Evaporative cooling occurs in nature, as well as applications for personal and business use:

  • Human perspiration cools the body as sweat evaporates. So, a “dry heat” really is cooler, in a way, because perspiring is more effective.
  • The air around a river, lake, or ocean often is cooler than surrounding warm air because evaporating water reduces the temperature.
  • One reason a forest is cool is because transpiration occurs in trees. The plants take in water from the ground and release water through openings on their leaves. This effect also has consequences for the global climate.
  • Another example is the chill you feel when you step out of the shower.
  • One way ancient humans cooled buildings was filling porous earthenware vessels with water and either placing them in breezy locations or fanning them.
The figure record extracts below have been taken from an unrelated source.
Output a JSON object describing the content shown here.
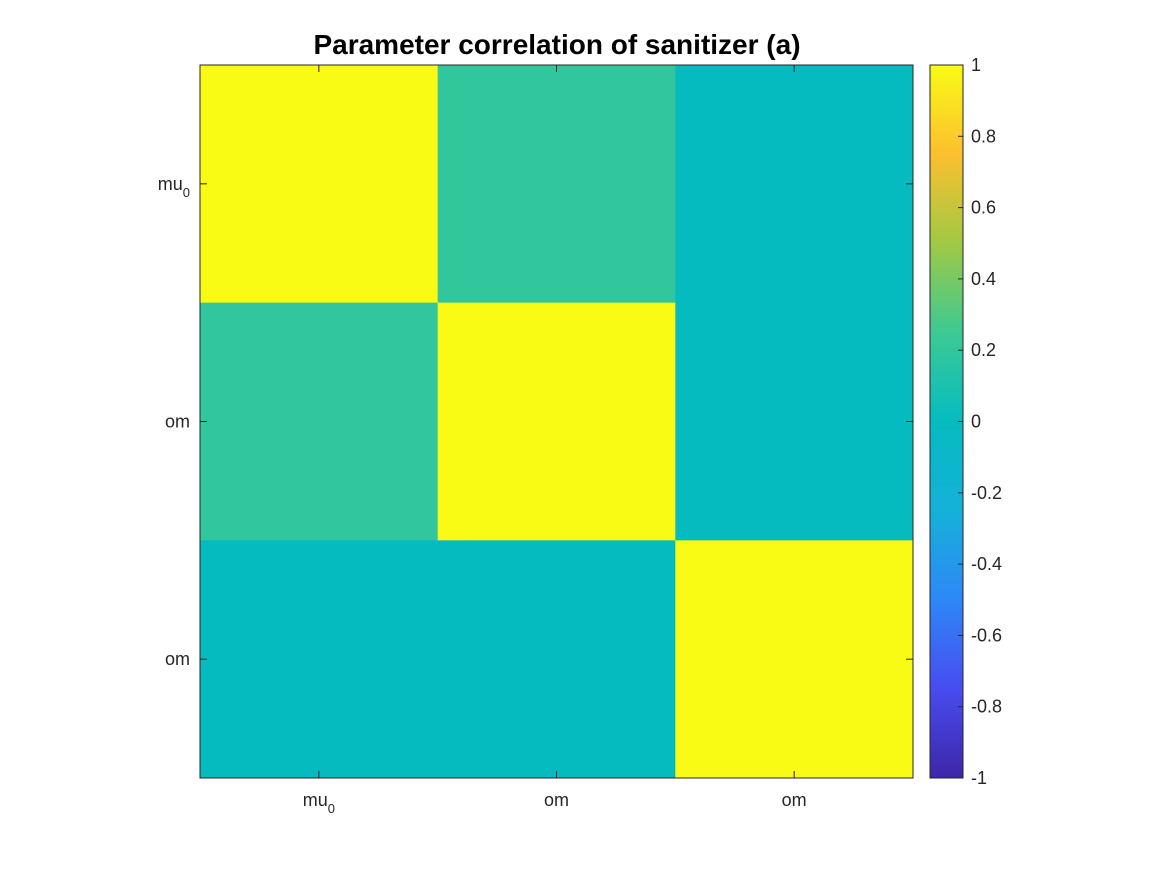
{
  "chart_data": {
    "type": "heatmap",
    "title": "Parameter correlation of sanitizer (a)",
    "x_tick_labels": [
      {
        "base": "mu",
        "sub": "0"
      },
      {
        "base": "om",
        "sub": ""
      },
      {
        "base": "om",
        "sub": ""
      }
    ],
    "y_tick_labels": [
      {
        "base": "mu",
        "sub": "0"
      },
      {
        "base": "om",
        "sub": ""
      },
      {
        "base": "om",
        "sub": ""
      }
    ],
    "matrix": [
      [
        1.0,
        0.2,
        0.0
      ],
      [
        0.2,
        1.0,
        0.0
      ],
      [
        0.0,
        0.0,
        1.0
      ]
    ],
    "clim": [
      -1,
      1
    ],
    "colorbar": {
      "ticks": [
        1,
        0.8,
        0.6,
        0.4,
        0.2,
        0,
        -0.2,
        -0.4,
        -0.6,
        -0.8,
        -1
      ],
      "tick_labels": [
        "1",
        "0.8",
        "0.6",
        "0.4",
        "0.2",
        "0",
        "-0.2",
        "-0.4",
        "-0.6",
        "-0.8",
        "-1"
      ],
      "colormap": "parula"
    },
    "grid": false,
    "legend": "none"
  }
}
How Evaporative Cooling Works

The key principle for evaporative cooling is that the phase change from a liquid to a gas absorbs energy from the surroundings. It works for all liquids changing into vapor, but water is especially effective because of its high heat of vaporization. Molecules in liquid water connect to each other by hydrogen bonds, which are fairly strong. It takes a lot of energy to separate them and turn the liquid into a gas. One kilogram of water absorbs 2257 kilojoules (~890 BTU) of energy when it vaporizes. This is a lot of cooling power, but the rate of cooling depends on the humidity of the surrounding air. In dry air, cooling is highly effective. In humid air, the process still works, but not as well.

Evaporative Cooler Advantage and Disadvantages

Evaporative cooling is great for some circumstances, but it isn’t a good option for others. In a nutshell, it’s good for hot and dry environments, and not an ideal solution for hot and humid ones.


  • For home cooling, it is less expensive than an air conditioner in terms of installation costs, cost of operation, and power usage.
  • Because there is no compressor, turning it on does not cause a power spike.
  • It does not require any special refrigerants.
  • It increases humidity, which decreases static electricity in dry environments and may improve comfort for people and pets.
  • The water-soaked pad acts as a filter, removing dust, pollen, and other irritants from air.


  • Evaporative coolers don’t lower air temperature as low as air conditioners.
  • It increases humidity. In an already humid environment, this prevents perspiration from evaporating, increases the rate of corrosion, may promote condensation of water and surfaces, swells wooden doors and furniture, and may promote mold and mildew growth.
  • It requires a constant supply of water. Hard water leaves mineral deposits that necessitate frequent pad replacement and plumbing maintenance.
  • Dry pads in commercial units pose a fire hazard.
  • When improperly maintained, a swamp cooler offers a breeding ground for mosquitoes.
  • Evaporative cooling works when there is good air circulation that moves humid air out of the area. Adding a swamp cooler to an energy efficient home decreases its efficiency, often significantly, because of the need for chimneys or vents.